Dulu almarhum Haji Idris, ayahnya sangat memanjakan Jarwo, anak lelaki satu-satunya. Terlahir ketika almarhum Nyai Idris berusia senja. Kini Jarwo hidup sebatang kara. Kakak-kakaknya pindah ke kota mengikuti suami-suami mereka. Meninggalkan pulau kelapa.
"Wo, aku sangat senang bila kamu ikut melaut. Biar kamu bisa menjadi kepala keluarga yang sesungguhnya," terang Haji Sholeh. Tatap mata Jarwo menerawang keluar. Lambai nyiur seakan memanggilnya. Sedikit demi sedikit hatinya mulai terbuka. Betapa selama ini selalu ia coba terbang tinggi meninggalkan bumi. Mencampakkan pulau kelapa yang selalu menyayanginya. Mata itu kembali berkaca-kaca, teringat begitu besar cinta ayahnya pada pulau kelapa.

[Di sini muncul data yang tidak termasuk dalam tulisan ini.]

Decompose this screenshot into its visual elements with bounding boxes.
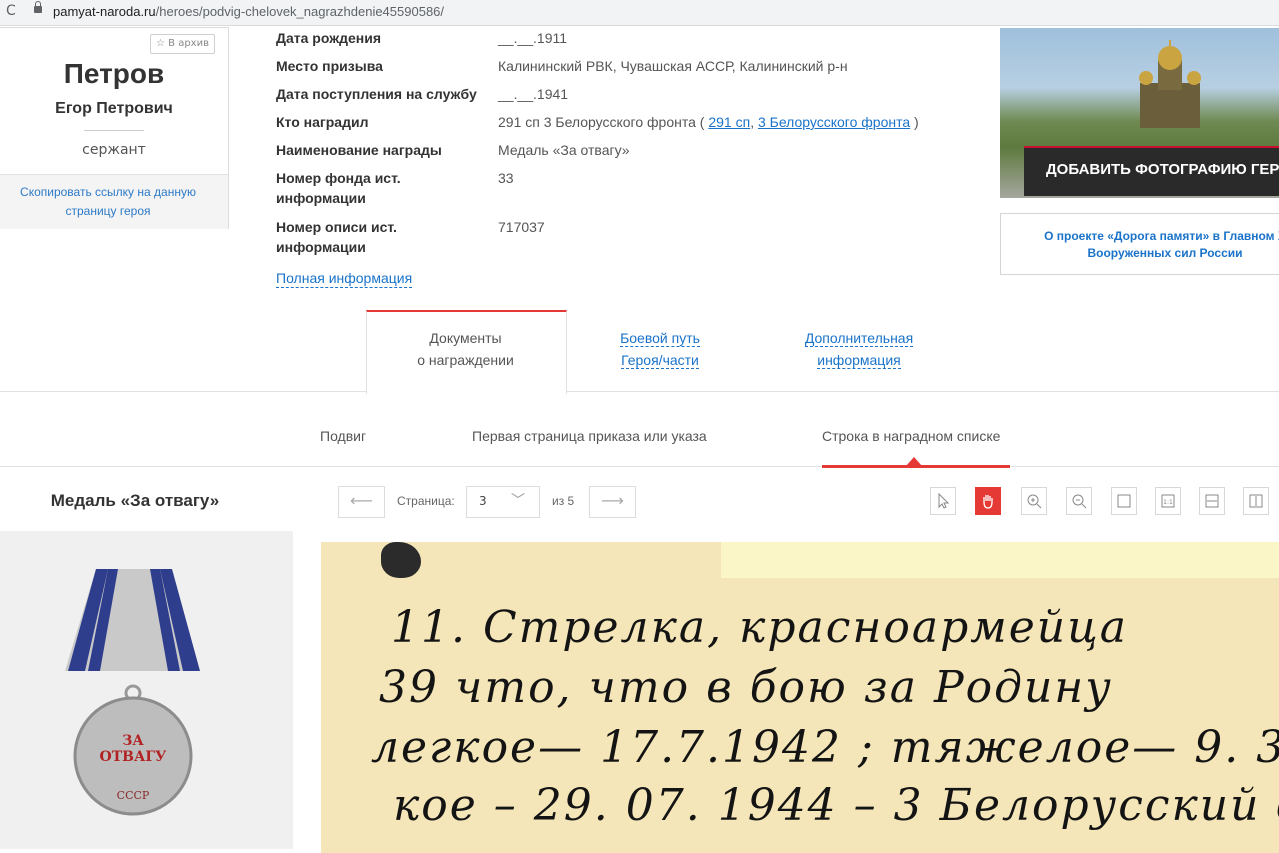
banner-overlay: ДОБАВИТЬ ФОТОГРАФИЮ ГЕР xyxy=(1024,146,1279,196)
zoom-in-button[interactable] xyxy=(1021,487,1047,515)
subtab-award-list-line[interactable]: Строка в наградном списке xyxy=(822,428,1000,444)
next-page-button[interactable]: ⟶ xyxy=(589,486,636,518)
subtabs-baseline xyxy=(0,466,1279,467)
url-field[interactable]: pamyat-naroda.ru/heroes/podvig-chelovek_… xyxy=(53,4,444,19)
subtab-active-arrow xyxy=(906,457,922,466)
tab-award-documents-line2: о награждении xyxy=(417,352,514,368)
archive-label: В архив xyxy=(168,38,209,49)
unit-link[interactable]: 291 сп xyxy=(708,114,750,130)
scan-line-4: кое – 29. 07. 1944 – 3 Белорусский ф xyxy=(393,780,1279,831)
document-scan[interactable]: 11. Стрелка, красноармейца 39 что, что в… xyxy=(321,542,1279,853)
actual-size-icon: 1:1 xyxy=(1161,494,1175,508)
info-label-birth: Дата рождения xyxy=(276,30,382,46)
pointer-tool[interactable] xyxy=(930,487,956,515)
hand-icon xyxy=(983,495,993,509)
medal-title: Медаль «За отвагу» xyxy=(50,491,220,510)
tab-award-documents-label: Документы о награждении xyxy=(366,327,565,371)
info-value-birth: __.__.1911 xyxy=(498,30,568,46)
hand-tool[interactable] xyxy=(975,487,1001,515)
fit-width-icon xyxy=(1205,494,1219,508)
info-label-draft-place: Место призыва xyxy=(276,58,383,74)
archive-button[interactable]: ☆ В архив xyxy=(150,34,215,54)
tab-additional-info[interactable]: Дополнительная информация xyxy=(780,327,938,371)
scan-line-2: 39 что, что в бою за Родину xyxy=(379,662,1113,713)
tab-battle-path[interactable]: Боевой путь Героя/части xyxy=(590,327,730,371)
cathedral-image xyxy=(1139,40,1201,128)
page-select[interactable]: 3 ﹀ xyxy=(466,486,540,518)
svg-text:1:1: 1:1 xyxy=(1163,499,1173,506)
awarded-by-sep: , xyxy=(750,114,758,130)
fit-page-button[interactable] xyxy=(1111,487,1137,515)
awarded-by-suffix: ) xyxy=(910,114,919,130)
scan-highlight xyxy=(721,542,1279,578)
current-page: 3 xyxy=(479,494,487,508)
info-value-draft-place: Калининский РВК, Чувашская АССР, Калинин… xyxy=(498,58,848,74)
fit-width-button[interactable] xyxy=(1199,487,1225,515)
reload-icon[interactable]: C xyxy=(6,3,16,19)
medal-text-sssr: СССР xyxy=(117,789,150,802)
chevron-down-icon: ﹀ xyxy=(511,493,525,509)
tab-battle-path-line1: Боевой путь xyxy=(620,330,700,347)
about-project-link[interactable]: О проекте «Дорога памяти» в Главном Х Во… xyxy=(1015,228,1279,262)
subtab-order-first-page[interactable]: Первая страница приказа или указа xyxy=(472,428,707,444)
page-count: из 5 xyxy=(552,494,575,508)
tab-additional-info-line2: информация xyxy=(817,352,901,369)
copy-link[interactable]: Скопировать ссылку на данную страницу ге… xyxy=(4,183,212,221)
scan-line-3: легкое— 17.7.1942 ; тяжелое— 9. 3. 194 xyxy=(371,722,1279,773)
awarded-by-text: 291 сп 3 Белорусского фронта ( xyxy=(498,114,709,130)
medal-text-za: ЗА xyxy=(122,733,144,749)
add-photo-banner[interactable]: ДОБАВИТЬ ФОТОГРАФИЮ ГЕР xyxy=(1000,28,1279,198)
add-photo-label: ДОБАВИТЬ ФОТОГРАФИЮ ГЕР xyxy=(1046,161,1279,178)
medal-image-box: ЗА ОТВАГУ СССР xyxy=(0,531,293,849)
front-link[interactable]: 3 Белорусского фронта xyxy=(758,114,910,130)
info-label-service-date: Дата поступления на службу xyxy=(276,86,477,102)
fit-height-icon xyxy=(1249,494,1263,508)
hero-name: Егор Петрович xyxy=(55,100,173,117)
info-label-award-name: Наименование награды xyxy=(276,142,442,158)
zoom-out-button[interactable] xyxy=(1066,487,1092,515)
medal-image: ЗА ОТВАГУ СССР xyxy=(65,569,200,816)
info-label-awarded-by: Кто наградил xyxy=(276,114,369,130)
tab-additional-info-line1: Дополнительная xyxy=(804,330,914,347)
info-value-awarded-by: 291 сп 3 Белорусского фронта ( 291 сп, 3… xyxy=(498,112,919,132)
browser-address-bar: C pamyat-naroda.ru/heroes/podvig-chelove… xyxy=(0,0,1279,26)
info-value-inventory: 717037 xyxy=(498,219,545,235)
divider xyxy=(84,130,144,131)
prev-page-button[interactable]: ⟵ xyxy=(338,486,385,518)
info-label-inventory: Номер описи ист. информации xyxy=(276,219,397,255)
subtab-feat[interactable]: Подвиг xyxy=(320,428,366,444)
info-label-fund: Номер фонда ист. информации xyxy=(276,170,401,206)
full-info-link[interactable]: Полная информация xyxy=(276,269,413,288)
tab-battle-path-line2: Героя/части xyxy=(621,352,699,369)
about-project-box[interactable]: О проекте «Дорога памяти» в Главном Х Во… xyxy=(1000,213,1279,275)
info-value-award-name: Медаль «За отвагу» xyxy=(498,142,630,158)
hero-card: ☆ В архив Петров Егор Петрович сержант С… xyxy=(0,27,229,229)
hero-rank: сержант xyxy=(82,142,146,158)
fit-page-icon xyxy=(1117,494,1131,508)
zoom-out-icon xyxy=(1072,494,1087,509)
lock-icon xyxy=(34,1,42,13)
info-value-service-date: __.__.1941 xyxy=(498,86,569,102)
info-value-fund: 33 xyxy=(498,170,514,186)
medal-text-otvagu: ОТВАГУ xyxy=(100,749,168,765)
scan-line-1: 11. Стрелка, красноармейца xyxy=(391,602,1129,653)
actual-size-button[interactable]: 1:1 xyxy=(1155,487,1181,515)
scan-stain xyxy=(381,542,421,578)
cursor-icon xyxy=(938,492,950,509)
tabs-baseline xyxy=(0,391,1279,392)
star-icon: ☆ xyxy=(156,38,165,49)
zoom-in-icon xyxy=(1027,494,1042,509)
url-domain: pamyat-naroda.ru xyxy=(53,4,156,19)
tab-award-documents-line1: Документы xyxy=(429,330,502,346)
url-path: /heroes/podvig-chelovek_nagrazhdenie4559… xyxy=(155,4,445,19)
page-label: Страница: xyxy=(397,494,455,508)
hero-surname: Петров xyxy=(63,58,165,89)
fit-height-button[interactable] xyxy=(1243,487,1269,515)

"Jarwo ini jaring. Terbuat dari benang-benang kecil yang dipilin. Jaring bisa menangkap ikan sebesar tubuhmu. Bahkan ikan besar sekali, yang sanggup menelanmu. Jarwo suatu saat nanti engkau pasti sendiri. Berbuat baiklah pada sesama agar engkau sanggup menyelesaikan sebesar apapun masalahmu," nasehat Haji Idris saat itu.
Jam dinding diam tak berdetak. Semilir angin menyejukkan hati. Jarwo mantap saat ini. Menapaki kembali jejak sang Bapak. Mengembangkan layar, menaburkan jaring dilautan. Hingga rindu pada daratan.

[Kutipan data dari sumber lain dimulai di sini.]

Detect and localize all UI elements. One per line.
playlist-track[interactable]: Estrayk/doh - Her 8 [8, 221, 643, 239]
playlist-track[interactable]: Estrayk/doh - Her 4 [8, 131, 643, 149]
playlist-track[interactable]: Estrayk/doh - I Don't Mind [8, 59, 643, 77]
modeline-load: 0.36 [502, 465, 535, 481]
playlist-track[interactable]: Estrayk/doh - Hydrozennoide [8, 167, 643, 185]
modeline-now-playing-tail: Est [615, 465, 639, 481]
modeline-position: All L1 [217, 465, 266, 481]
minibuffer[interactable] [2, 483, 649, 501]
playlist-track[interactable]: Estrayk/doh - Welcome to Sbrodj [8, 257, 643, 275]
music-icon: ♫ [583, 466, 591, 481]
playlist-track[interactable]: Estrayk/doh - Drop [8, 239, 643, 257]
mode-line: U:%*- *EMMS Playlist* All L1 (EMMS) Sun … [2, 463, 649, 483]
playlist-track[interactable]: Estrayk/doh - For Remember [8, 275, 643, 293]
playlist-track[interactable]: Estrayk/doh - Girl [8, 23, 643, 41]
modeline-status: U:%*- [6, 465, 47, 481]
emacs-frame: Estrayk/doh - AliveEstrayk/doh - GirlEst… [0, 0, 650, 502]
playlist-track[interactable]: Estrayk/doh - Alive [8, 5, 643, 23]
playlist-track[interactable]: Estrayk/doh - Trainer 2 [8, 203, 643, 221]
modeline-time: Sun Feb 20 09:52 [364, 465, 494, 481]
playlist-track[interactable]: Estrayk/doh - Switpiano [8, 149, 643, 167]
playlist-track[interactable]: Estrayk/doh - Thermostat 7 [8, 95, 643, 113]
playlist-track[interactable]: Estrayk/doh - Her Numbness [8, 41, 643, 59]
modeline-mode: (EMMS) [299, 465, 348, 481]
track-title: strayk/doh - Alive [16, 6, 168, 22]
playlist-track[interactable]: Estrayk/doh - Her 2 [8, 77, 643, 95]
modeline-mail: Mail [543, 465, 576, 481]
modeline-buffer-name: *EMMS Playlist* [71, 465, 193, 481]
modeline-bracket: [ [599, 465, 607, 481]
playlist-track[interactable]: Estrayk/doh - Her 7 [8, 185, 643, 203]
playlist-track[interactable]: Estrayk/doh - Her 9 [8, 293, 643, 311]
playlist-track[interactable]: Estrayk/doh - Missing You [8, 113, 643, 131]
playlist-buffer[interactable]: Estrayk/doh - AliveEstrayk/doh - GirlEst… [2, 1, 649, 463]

Di sekeliling tambak tampak anak-anak kecil berjejer menanti. Nung, Umi dan Yanti adik-adik Salim berbaur diantaranya. "Nung, mana Abu....?" Tanya Salim. "Di rumah sama Emak," jawab Nung, anak SD kelas 3. Buruh-buruh tambak naik ke darat.
Tanpa dikomando anak-anak mencebur ke tambak setelahnya. Salim, Rafly, dan Gesang bertelanjang dada, menanggalkan baju mereka di pepohonan. Salim sangat lincah, berenang sampai ke tengah. Gesang beraksi dengan seroknya. Rafly tak tahu berbuat apa. Tanggannya meraba-raba ke dalam lumpur di depannya. Rafly mengaduh, kepiting yang ditangkapnya, membalas mencapitnya.
Perburuan selesai kala matahari tepat di atas kepala. Sepuluh ekor mujair, lima ekor bandeng dikeluarkan dari kantong jaring Salim. Gesang mendapatkan dua ekor belanak dan tiga ekor mujair. Sementara Rafly...... Hanya mendapatkan seekor kepiting. Kepiting yang mencapitnya tadi.  "Ayo, kita bakar sama-sama....," ajak Salim. Rafly merasa bersalah. Pelan Rafly berkata, "Aku akan menyediakan nasi dan sayurnya."

Deru mobil terdengar menjelang sore. Sepasang suami-istri tampak turun darinya. "Assalamu'alaikum Mak.....," sapanya. "A.....kamu latifah. Ayo masuk nak Subiakto....Pak.....ada Latifah dan nak Subiakto," seru Bu Haji. "Maaf Bu, Rafly telah merepotkan, " kata Subiakto santun. Rafly, Salim dan Gesang segera datang dari halaman belakang. "Ayo Rafly. Kita pulang," ajak Ayahnya.
Temaram halaman rumah Haji Sholeh terlihat dari belakang kaca hitam. Gesang dan Salim tampak meloncat-loncat sambil melambaikan tangan. Gerak mimik mereka terlihat menyebut-nyebut namanya. Satu persatu pohon kelapa terlewati. Rumah Haji Soleh jauh tertinggal tak terlihat lagi.